We asked where we could camp. And the answer...... "Anywhere". Lorella Springs is a million acre property, stretching right down to the Gulf of Carpentaria, some 80 klms from the homestead. We had already driven 30 klms from the farm gate to the homestead.

The hot spring was running in the gully, so as soon as we found a suitable camp, leapt into the water. Not really refreshing as the water is warm, but nice to get into clean running water.

We found very few people were left staying on the prooperty. It was really the end of the tourist season. There are many tracks and roads to explore on Lorella, but before you venture forth, you must sign in at the homestead to let them know where you are going, so that someone can search for you shoukd you get into trouble.

We had been told by others that most of the waterholes and lagoons had by now dried up. The best place to visit was "Nanny's Retreat". After signing in we headed off, expecting to be able to camp somewhere nearby. Some 40 klms later, we arrived at a point where we didn't want to drive the car any further, so we parked and prepared to walk to this special place.

Tristan, the station owner's son, told us to look out for Aboriginal art under some of the rocky outledges along the path.
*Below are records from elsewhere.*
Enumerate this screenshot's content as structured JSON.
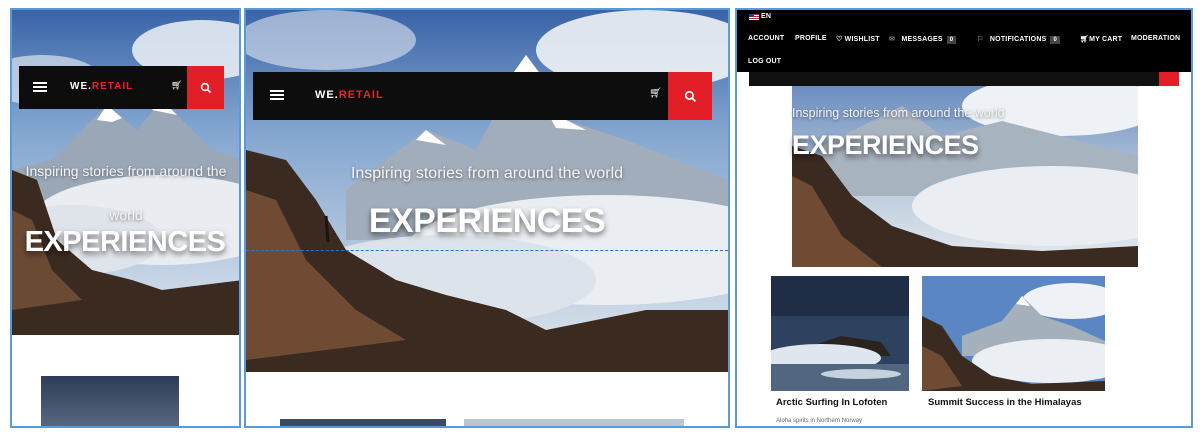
{
  "brand": {
    "prefix": "WE.",
    "suffix": "RETAIL",
    "accent": "#e21f26"
  },
  "hero": {
    "tagline": "Inspiring stories from around the world",
    "tagline_wrapped_line1": "Inspiring stories from around the",
    "tagline_wrapped_line2": "world",
    "headline": "EXPERIENCES"
  },
  "icons": {
    "menu": "hamburger-icon",
    "cart": "cart-icon",
    "search": "search-icon"
  },
  "account_bar": {
    "language": "EN",
    "account": "ACCOUNT",
    "profile": "PROFILE",
    "wishlist": "WISHLIST",
    "messages": "MESSAGES",
    "messages_count": "0",
    "notifications": "NOTIFICATIONS",
    "notifications_count": "0",
    "my_cart": "MY CART",
    "moderation": "MODERATION",
    "log_out": "LOG OUT"
  },
  "cards": [
    {
      "title": "Arctic Surfing In Lofoten",
      "subtitle": "Aloha spirits in Northern Norway"
    },
    {
      "title": "Summit Success in the Himalayas",
      "subtitle": ""
    }
  ],
  "colors": {
    "frame_border": "#5b9bd5",
    "dashed_guide": "#2e6fc9",
    "nav_bg": "#0d0d0d"
  }
}
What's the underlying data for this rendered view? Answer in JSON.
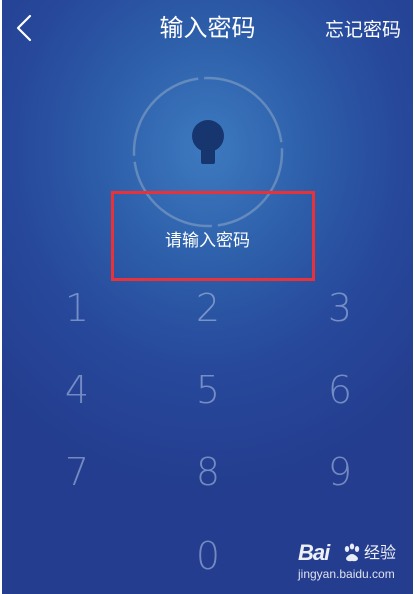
{
  "header": {
    "title": "输入密码",
    "forgot_label": "忘记密码",
    "back_icon": "chevron-left-icon"
  },
  "lock": {
    "icon": "keyhole-icon",
    "hint": "请输入密码"
  },
  "keypad": {
    "keys": [
      "1",
      "2",
      "3",
      "4",
      "5",
      "6",
      "7",
      "8",
      "9",
      "0"
    ]
  },
  "watermark": {
    "logo_text": "Bai",
    "logo_cn": "经验",
    "url": "jingyan.baidu.com"
  },
  "colors": {
    "background": "#2d5ea9",
    "highlight": "#e8323a",
    "key_text": "#b4c8eb"
  }
}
We walked through some wonderous rock formations, where thousands of butterflies were seeking shelter from the heat. Tantalising glimpses of deep rock pools surrounded by pandanas were along the route. Eventually we came out over some huge red rocks, baking in the sun and in the distance saw a small pool.

On closer inspection the pool had been carved by spring fed water and a small stream was making it's way down the slope into the pandanas below. The stream above the pool had created a very narrow and deep gorge, through which you could just swim. The water was cool and refreshing, so we spent some time lingering in it. Not another soul about, just us and the small fish in the water.

Our campsite for the next two days was beautifuk with running fresh water creek just below where we stayed and not another person in sight.


1 comment:

  1. Hi Sue,

    Wow! What a year you and Peter have had! Very interesting reading, and gorgeous photos on your blog.

    My life seems to be a review of the past, with the minding of my grandchildren 3 days a week. Fun, but exhausting.

    I have had some lovely holidays though, and I plan on going to the field of light later this year.